A pilocytic astrocytoma is a tumor that is usually found in the brain, although they can also occur in the spinal cord.
They are benign, slow-growing tumors often associated with the formation of a cyst that can get quite large. They are mostly seen in younger people between the ages of five and fourteen years of age.
Approximately two in every 100,000 people are diagnosed with pilocytic astrocytoma. They are also called pilocytic astrocytoma, juvenile pilocytic astrocytoma and cystic cerebellar astrocytoma.
Signs & Symptoms
Pilocytic astrocytoma signs and symptoms include things like loss of appetite, headaches, vomiting, and visual complaints. Pilocytic astrocytoma can be so large that they cause pressure in the brain. Children who suffer from this often have trouble thriving and growing normally until the tumor is diagnosed and treated.
Diagnosis
Pilocytic astrocytoma is diagnosed using scans such as an MRI or CAT scan. A special dye is injected prior to the scan that makes the tumor very easy to see. A biopsy of the cells can be done right away or sometimes it is done during surgery if there is not immediate threat. Like many cancers pilocytic astrocytoma is classified by different stages depending upon factors such as the location, severity and size of the tumor.
Treatment
Surgery is generally the first line of treatment for pilocytic astrocytoma. Unfortunately in some cases not all of the tumor can be safely removed if healthy tissue is also in the way. Since it is such a slow growing tumor some doctors choose the “watch and wait” treatment, although with this they run the risk of the tumor becoming less operable if they don’t catch it at the right time.

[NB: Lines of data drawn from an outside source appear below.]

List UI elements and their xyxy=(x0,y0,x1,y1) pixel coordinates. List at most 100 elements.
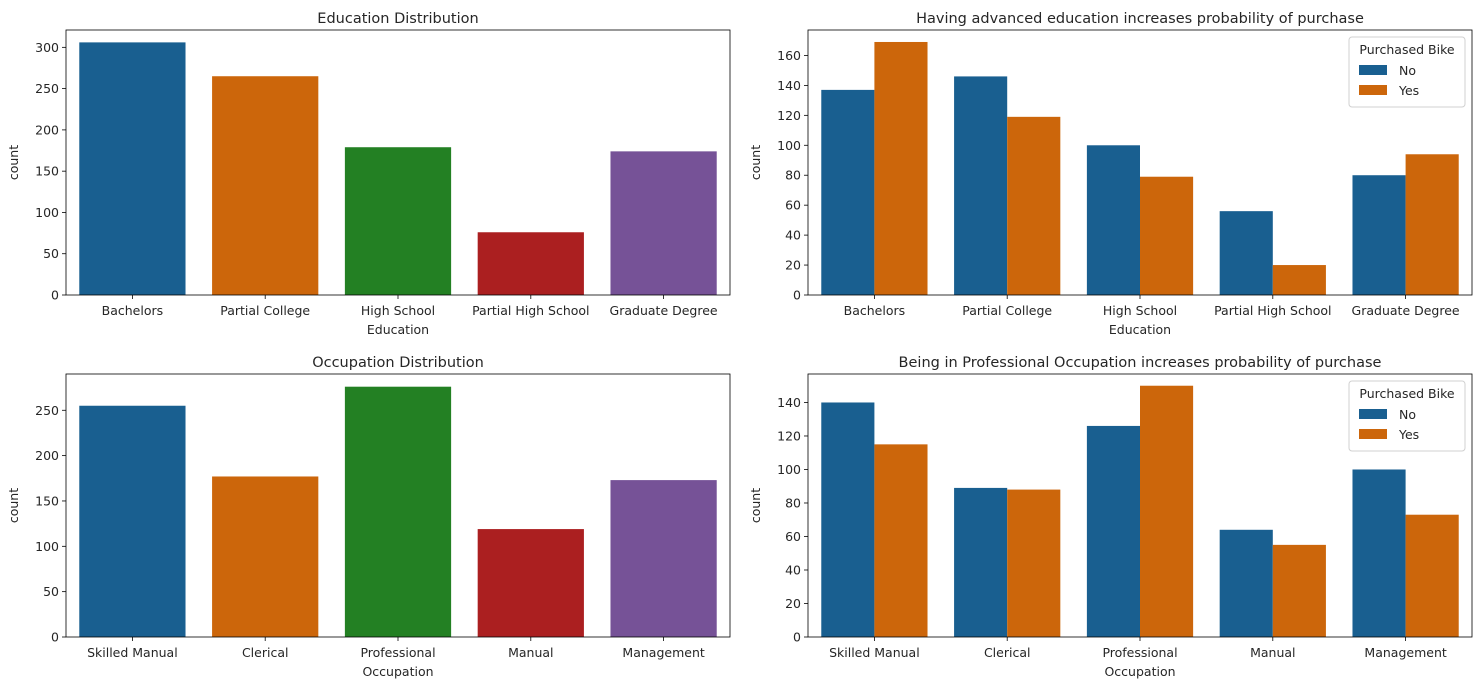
x-tick-label: Partial High School xyxy=(472,303,589,318)
legend-swatch-no xyxy=(1359,409,1387,419)
y-tick-label: 250 xyxy=(35,403,59,418)
y-tick-label: 140 xyxy=(777,78,801,93)
x-tick-label: Partial College xyxy=(220,303,310,318)
y-tick-label: 200 xyxy=(35,448,59,463)
legend-swatch-yes xyxy=(1359,429,1387,439)
y-tick-label: 120 xyxy=(777,108,801,123)
x-tick-label: High School xyxy=(361,303,435,318)
x-tick-label: Partial High School xyxy=(1214,303,1331,318)
y-axis-label: count xyxy=(6,145,21,180)
bar-yes-partial-college xyxy=(1007,116,1061,296)
bar-yes-partial-high-school xyxy=(1272,265,1326,295)
y-tick-label: 0 xyxy=(793,288,801,303)
bar-no-clerical xyxy=(954,487,1008,637)
x-tick-label: Skilled Manual xyxy=(87,645,178,660)
y-tick-label: 100 xyxy=(35,205,59,220)
x-tick-label: Clerical xyxy=(984,645,1031,660)
bar-management xyxy=(610,480,717,637)
x-tick-label: Bachelors xyxy=(102,303,164,318)
y-tick-label: 160 xyxy=(777,48,801,63)
bar-yes-management xyxy=(1405,514,1459,637)
y-tick-label: 80 xyxy=(785,168,801,183)
x-tick-label: Professional xyxy=(360,645,435,660)
y-tick-label: 100 xyxy=(777,138,801,153)
y-tick-label: 0 xyxy=(51,630,59,645)
legend-label-yes: Yes xyxy=(1398,83,1419,98)
y-axis-label: count xyxy=(6,488,21,523)
chart-panel-2: 0 20 40 60 80 100 120 140 160 Bachelors Partial Co… xyxy=(748,11,1473,337)
bar-yes-skilled-manual xyxy=(874,444,928,637)
y-tick-label: 20 xyxy=(785,596,801,611)
bar-no-manual xyxy=(1219,529,1273,637)
y-tick-label: 150 xyxy=(35,164,59,179)
x-tick-label: Partial College xyxy=(962,303,1052,318)
y-tick-label: 300 xyxy=(35,40,59,55)
x-tick-label: Skilled Manual xyxy=(829,645,920,660)
chart-title: Education Distribution xyxy=(317,11,478,27)
y-tick-label: 120 xyxy=(777,428,801,443)
x-tick-label: Management xyxy=(1364,645,1446,660)
legend-title: Purchased Bike xyxy=(1359,42,1455,57)
bar-no-graduate-degree xyxy=(1352,175,1406,295)
x-axis-label: Occupation xyxy=(362,664,433,679)
y-tick-label: 140 xyxy=(777,395,801,410)
bar-no-professional xyxy=(1086,425,1140,637)
bar-partial-college xyxy=(212,76,319,295)
chart-title: Occupation Distribution xyxy=(312,355,484,371)
legend: Purchased Bike No Yes xyxy=(1348,36,1466,108)
x-tick-label: Graduate Degree xyxy=(610,303,718,318)
bar-no-skilled-manual xyxy=(821,402,875,637)
bar-yes-clerical xyxy=(1007,489,1061,637)
y-tick-label: 60 xyxy=(785,198,801,213)
y-tick-label: 0 xyxy=(793,630,801,645)
bar-no-management xyxy=(1352,469,1406,637)
y-tick-label: 40 xyxy=(785,562,801,577)
legend: Purchased Bike No Yes xyxy=(1348,380,1466,452)
y-tick-label: 100 xyxy=(777,462,801,477)
bar-partial-high-school xyxy=(477,232,584,295)
bar-manual xyxy=(477,529,584,637)
y-tick-label: 100 xyxy=(35,539,59,554)
y-tick-label: 80 xyxy=(785,495,801,510)
x-tick-label: Graduate Degree xyxy=(1352,303,1460,318)
y-tick-label: 0 xyxy=(51,288,59,303)
y-tick-label: 40 xyxy=(785,228,801,243)
x-axis-label: Education xyxy=(367,322,429,337)
y-tick-label: 200 xyxy=(35,122,59,137)
y-tick-label: 50 xyxy=(43,584,59,599)
bar-yes-professional xyxy=(1140,385,1194,637)
bar-bachelors xyxy=(79,42,186,295)
chart-panel-4: 0 20 40 60 80 100 120 140 Skilled Manual Clerical… xyxy=(748,355,1473,679)
bar-graduate-degree xyxy=(610,151,717,295)
chart-title: Being in Professional Occupation increas… xyxy=(899,355,1382,371)
x-axis-label: Occupation xyxy=(1104,664,1175,679)
bar-no-high-school xyxy=(1086,145,1140,295)
legend-label-yes: Yes xyxy=(1398,427,1419,442)
y-tick-label: 250 xyxy=(35,81,59,96)
legend-label-no: No xyxy=(1399,407,1416,422)
x-tick-label: Professional xyxy=(1102,645,1177,660)
x-tick-label: Manual xyxy=(1250,645,1295,660)
y-axis-label: count xyxy=(748,145,763,180)
x-tick-label: Clerical xyxy=(242,645,289,660)
y-axis-label: count xyxy=(748,488,763,523)
legend-title: Purchased Bike xyxy=(1359,386,1455,401)
chart-panel-1: 0 50 100 150 200 250 300 Bachelors Partial Colle… xyxy=(6,11,731,337)
bar-yes-graduate-degree xyxy=(1405,154,1459,295)
y-tick-label: 150 xyxy=(35,493,59,508)
x-tick-label: High School xyxy=(1103,303,1177,318)
x-tick-label: Bachelors xyxy=(844,303,906,318)
bar-no-bachelors xyxy=(821,89,875,295)
legend-label-no: No xyxy=(1399,63,1416,78)
bar-yes-high-school xyxy=(1140,176,1194,295)
bar-clerical xyxy=(212,476,319,637)
x-tick-label: Manual xyxy=(508,645,553,660)
bar-yes-bachelors xyxy=(874,41,928,295)
chart-title: Having advanced education increases prob… xyxy=(916,11,1364,27)
bar-no-partial-high-school xyxy=(1219,211,1273,295)
bar-high-school xyxy=(344,147,452,295)
legend-swatch-no xyxy=(1359,65,1387,75)
x-tick-label: Management xyxy=(622,645,704,660)
chart-panel-3: 0 50 100 150 200 250 Skilled Manual Clerical Pro… xyxy=(6,355,731,679)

Due to the young age of most patients suffering from pilocytic astrocytoma many doctors try to avoid radiation and chemotherapy treatments. Although these can help avoid future cancers they can also damage young developing cells.
Prognosis
Approximately 90% of patients who have their tumor completely removed go on to live a normal and healthy life. That figure drops to 45% in cases where the tumor could not be 100% removed.
The earlier a pilocytic astrocytoma is removed the better the prognosis. If it can be 100% removed without damaging healthy cells then the patient has the best chance of a full recovery.